The test load for the 5V environment is the usual 50pF lumped load that has
been around since the TTL days.  It is a simple test circuit, and a
fair-to-poor approximation of several inches of trace and a few IC input
pins.

The 0pF load is used for minimum delays because capacitive loads tend to add
delay, so 0pF typically yields the smallest or worst-case (or best-case
depending on how you look at it) minimum Tval.

A problem with such lumped loads, is that real loads are transmission lines.
When the driven risetime was longer than the round-trip delay of the line,
the lumped load wasn't a bad approximation.  As risetimes got faster, or
lines longer, this approximation broke down.

In the other extreme, a trace looks to the driver more like a resistance
(equal to the line's characteristic impedance, Zo) to the line's previous
voltage.  When switching from low to high, a 70 ohm trace would look like a
70 ohm resistor to ground; and when switching from high (+5V) to low, the
trace would look like a 70 ohm resistor to +5V.  That is, the output current
is the same.  This approximation holds true for one round-trip delay of the
trace, until the signal bounces off the far end and returns to the driver.

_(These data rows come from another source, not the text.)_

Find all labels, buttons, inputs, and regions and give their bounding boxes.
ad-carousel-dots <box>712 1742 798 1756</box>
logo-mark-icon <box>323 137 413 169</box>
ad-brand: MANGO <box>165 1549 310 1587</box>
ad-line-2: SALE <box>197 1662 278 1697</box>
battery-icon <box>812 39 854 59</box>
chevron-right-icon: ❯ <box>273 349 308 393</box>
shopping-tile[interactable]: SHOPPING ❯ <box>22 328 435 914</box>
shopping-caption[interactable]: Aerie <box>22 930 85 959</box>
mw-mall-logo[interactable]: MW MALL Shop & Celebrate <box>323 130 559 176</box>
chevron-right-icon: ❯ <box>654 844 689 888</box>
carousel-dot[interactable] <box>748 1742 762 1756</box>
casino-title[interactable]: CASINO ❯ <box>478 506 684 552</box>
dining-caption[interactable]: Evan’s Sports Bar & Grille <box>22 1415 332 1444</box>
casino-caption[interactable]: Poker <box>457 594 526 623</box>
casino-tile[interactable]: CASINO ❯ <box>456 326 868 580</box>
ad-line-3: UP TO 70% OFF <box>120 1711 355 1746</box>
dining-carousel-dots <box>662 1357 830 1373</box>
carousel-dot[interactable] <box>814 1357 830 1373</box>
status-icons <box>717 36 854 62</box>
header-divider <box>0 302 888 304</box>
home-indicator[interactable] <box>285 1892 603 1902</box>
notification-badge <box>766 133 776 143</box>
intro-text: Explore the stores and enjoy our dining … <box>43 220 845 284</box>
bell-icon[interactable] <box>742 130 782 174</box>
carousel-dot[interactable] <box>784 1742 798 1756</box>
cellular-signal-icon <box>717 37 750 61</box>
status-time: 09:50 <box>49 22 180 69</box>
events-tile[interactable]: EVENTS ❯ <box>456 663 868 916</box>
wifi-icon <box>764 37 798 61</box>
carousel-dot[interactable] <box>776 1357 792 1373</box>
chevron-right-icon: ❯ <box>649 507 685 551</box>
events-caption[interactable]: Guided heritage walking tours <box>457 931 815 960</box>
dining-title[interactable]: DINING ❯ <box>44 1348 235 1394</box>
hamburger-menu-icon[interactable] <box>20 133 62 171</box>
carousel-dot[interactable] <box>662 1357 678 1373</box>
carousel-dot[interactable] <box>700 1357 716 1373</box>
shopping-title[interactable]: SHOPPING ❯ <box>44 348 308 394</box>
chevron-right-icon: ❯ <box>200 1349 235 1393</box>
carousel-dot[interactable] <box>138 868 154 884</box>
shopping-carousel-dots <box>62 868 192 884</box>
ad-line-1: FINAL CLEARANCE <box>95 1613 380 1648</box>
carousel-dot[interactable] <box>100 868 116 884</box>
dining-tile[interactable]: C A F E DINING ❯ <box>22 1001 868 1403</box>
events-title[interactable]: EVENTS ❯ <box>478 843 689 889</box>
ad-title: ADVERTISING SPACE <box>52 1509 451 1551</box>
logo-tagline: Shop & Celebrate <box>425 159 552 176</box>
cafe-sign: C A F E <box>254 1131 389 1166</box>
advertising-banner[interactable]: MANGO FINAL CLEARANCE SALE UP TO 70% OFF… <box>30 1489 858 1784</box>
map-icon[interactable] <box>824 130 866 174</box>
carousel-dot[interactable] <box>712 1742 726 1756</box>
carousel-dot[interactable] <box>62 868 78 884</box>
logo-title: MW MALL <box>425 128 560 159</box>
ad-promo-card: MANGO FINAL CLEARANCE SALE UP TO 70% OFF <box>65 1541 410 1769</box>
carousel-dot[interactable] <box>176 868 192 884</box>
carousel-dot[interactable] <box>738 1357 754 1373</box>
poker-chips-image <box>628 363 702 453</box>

So, when the PCI architects were adding 3.3V signaling to the PCI spec, they
used newer test loads that better measure the performance of the driver in
the first couple of nanoseconds as it switches.  The 25 ohm load represents
two 50 ohm (= minimum impedance) traces in parallel, which is what a driver
"sees" when it is positioned somewhere in the middle of the bus.

10pF is added in parallel with it, probably because test equipment always
has some stray capacitance that can never be made zero.

The minimum case (or slew rate) test load is a light load; again there's
that 10pF to account for the test equipment, in parallel with 500 ohms to
Vdd/2 for good measure (maybe it helps make the driver drive some minimum
amount of current).

Why only for 3.3V parts and not 5V parts too?  Probably because of momentum:
most of the IC industry was building 5V ICs then and using lumped loads in
their testers.  5V switching was on its way out, and faster IC processes
would migrate to lower switching voltages, so they left the 5V test load
alone and introduced the new load only for 3.3V signaling.